(Reuters) – “Vuvuzela” trumpets blasted and flags flew proudly across South Africa on the eve of the continent’s first World Cup which Africans hope will transform negative global perceptions of them forever.
In hotels and training grounds across the vast and beautiful nation, players and coaches of the 32 competing nations had their eyes set on an equally lofty goal — lifting the globe’s most coveted sporting prize on July 11.
South Africa’s President Jacob Zuma unrealistically urged the local “Bafana Bafana” (The Boys) team to bring him the trophy. But the more likely benefit for the hosts is a lasting legacy of tourism, investment and greater social unity.
South Africa do, though, go into Friday’s opener against Mexico brimming with confidence after a 12-match unbeaten run.
The majority of 90,000 people in Soccer City will be backing Bafana Bafana with a cacophony of vuvuzelas that have already become a symbol of South Africa 2010.
“This is big history, I can’t believe it,” local fan Alice Satege said, shaking with tears as she cheered a team parade.
Pundits expect an exciting match from two sides better at going forward than defending. Uruguay face France in the second match of the 64-game tournament’s opening day.
Just reaching the second round — and not becoming the first host nation of a World Cup to go out at the start — would probably be triumph enough for lowly-ranked South Africa.
Other African nations like Ivory Coast and Ghana have much stronger sides, though the loss of Didier Drogba and Michael Essien respectively are a blow to their chances.
SPAIN, BRAZIL FIRM FAVOURITES
Few expect an end to Europe and South America’s stranglehold on the World Cup, with Spain and Brazil everyone’s favorites.
Argentina have arguably one of the most gifted sides, though their chances could depend on the chemistry between maverick manager Diego Maradona and brilliant forward Lionel Messi.

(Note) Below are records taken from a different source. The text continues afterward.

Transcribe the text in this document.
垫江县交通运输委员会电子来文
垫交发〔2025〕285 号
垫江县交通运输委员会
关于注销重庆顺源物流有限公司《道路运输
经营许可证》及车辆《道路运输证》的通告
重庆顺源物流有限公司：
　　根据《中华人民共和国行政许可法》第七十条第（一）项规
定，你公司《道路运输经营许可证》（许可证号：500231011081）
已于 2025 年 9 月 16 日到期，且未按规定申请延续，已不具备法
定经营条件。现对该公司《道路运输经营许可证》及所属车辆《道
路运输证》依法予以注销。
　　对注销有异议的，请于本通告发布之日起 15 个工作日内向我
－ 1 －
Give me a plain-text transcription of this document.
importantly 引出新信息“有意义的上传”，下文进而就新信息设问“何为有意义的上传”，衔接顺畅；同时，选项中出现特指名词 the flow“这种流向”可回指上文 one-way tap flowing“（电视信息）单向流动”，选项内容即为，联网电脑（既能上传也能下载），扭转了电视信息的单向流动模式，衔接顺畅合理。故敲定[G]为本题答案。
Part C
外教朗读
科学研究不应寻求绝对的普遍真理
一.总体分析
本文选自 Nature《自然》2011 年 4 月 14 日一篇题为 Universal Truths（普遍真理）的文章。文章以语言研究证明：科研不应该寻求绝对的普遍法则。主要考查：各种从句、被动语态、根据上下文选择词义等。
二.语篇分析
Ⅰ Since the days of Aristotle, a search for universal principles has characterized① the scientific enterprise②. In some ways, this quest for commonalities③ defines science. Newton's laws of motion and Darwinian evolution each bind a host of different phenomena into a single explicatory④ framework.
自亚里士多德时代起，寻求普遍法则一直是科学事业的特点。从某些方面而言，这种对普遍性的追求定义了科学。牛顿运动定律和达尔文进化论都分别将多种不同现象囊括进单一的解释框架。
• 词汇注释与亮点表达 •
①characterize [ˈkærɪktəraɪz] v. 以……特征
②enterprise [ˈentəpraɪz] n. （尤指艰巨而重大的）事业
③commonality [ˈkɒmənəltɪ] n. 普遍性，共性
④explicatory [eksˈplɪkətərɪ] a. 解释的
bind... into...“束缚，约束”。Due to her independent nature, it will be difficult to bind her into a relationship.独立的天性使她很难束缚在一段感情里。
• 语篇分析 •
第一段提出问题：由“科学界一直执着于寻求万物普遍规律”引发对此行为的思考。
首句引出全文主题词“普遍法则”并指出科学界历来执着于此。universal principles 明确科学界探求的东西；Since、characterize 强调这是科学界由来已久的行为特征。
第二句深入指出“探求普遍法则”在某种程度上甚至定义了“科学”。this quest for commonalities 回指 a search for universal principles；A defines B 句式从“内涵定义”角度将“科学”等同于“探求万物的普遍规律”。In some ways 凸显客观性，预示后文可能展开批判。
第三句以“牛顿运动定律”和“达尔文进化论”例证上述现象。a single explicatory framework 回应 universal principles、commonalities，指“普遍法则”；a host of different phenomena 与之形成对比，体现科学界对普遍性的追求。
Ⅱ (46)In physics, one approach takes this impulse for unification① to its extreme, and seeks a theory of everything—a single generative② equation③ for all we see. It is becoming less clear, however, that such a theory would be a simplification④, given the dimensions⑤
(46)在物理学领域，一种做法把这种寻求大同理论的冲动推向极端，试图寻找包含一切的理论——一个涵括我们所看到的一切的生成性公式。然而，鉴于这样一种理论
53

Usual wild expectations associated with England’s team of Premier League players are tempered this time round after some unconvincing friendlies and injuries to key players. But if they win their Group C, they have a kind draw to the semi-finals.
Former political prisoner and president, Nelson Mandela, 91, firmly intends to make an appearance at Friday’s opening match, hoping to inspire the nation as he did for the Rugby World Cup in 1995 that South Africa won.
The FIFA World Cup, he said in a statement, “symbolizes the power of football to bring people together from all over the world, regardless of language, the color of one’s skin, political or religious persuasion.”
World Cup chief Danny Jordaan told reporters the decision on whether Mandela would appear at Soccer City for South Africa’s encounter with Mexico, would depend on his health on the day.
“He intends to be there,” Jordaan said. “Whether he comes for five minutes or the whole match is not our decision.
“As things stand now there is a very good chance that he will be with us because he wants to be there.”
The party was to officially start on Thursday night with a concert in South Africa’s biggest township Soweto. Shakira, the Black Eyed Peas and Alicia Keys were in the lineup alongside a host of Africa’s best musicians.
Fed up with being associated endlessly with hunger, AIDS and crime, Africans are praying the month-long tournament will counter what they see as old caricatures in world media that fail to grasp the continent’s modern and changing face.
Some robberies against foreign journalists, though, have soured the atmosphere and sent a reminder of local crime levels worse than almost anywhere outside a war-zone.
In the latest incident, Chinese journalists were robbed in their car, embassy officials said on Thursday. That followed a pre-dawn raid on some Spanish and Portuguese journalists while they were sleeping in their hotel.
In another negative for the tournament, an extraordinary injury list keeps getting longer with huge names in global football from David Beckham to Nani missing out.
The latest injury worry was Switzerland captain Alex Frei, who is doubtful for their opener against Spain next week after hurting an ankle in training.
In the camp of little-fancied Slovakia, it was a family affair as coach Vladimir Weiss sought to avoid any accusations of favoritism toward his son and player of the same name.
“I am very strict with him, much stricter with him than other players,” the coach told Reuters on the training pitch in Pretoria. Grandfather Weiss, who also played for the national side and has the same name, enjoys the easiest job now.
“He is sitting at home waiting to watch the matches on television,” the coach said.
Millions worldwide are doing exactly the same.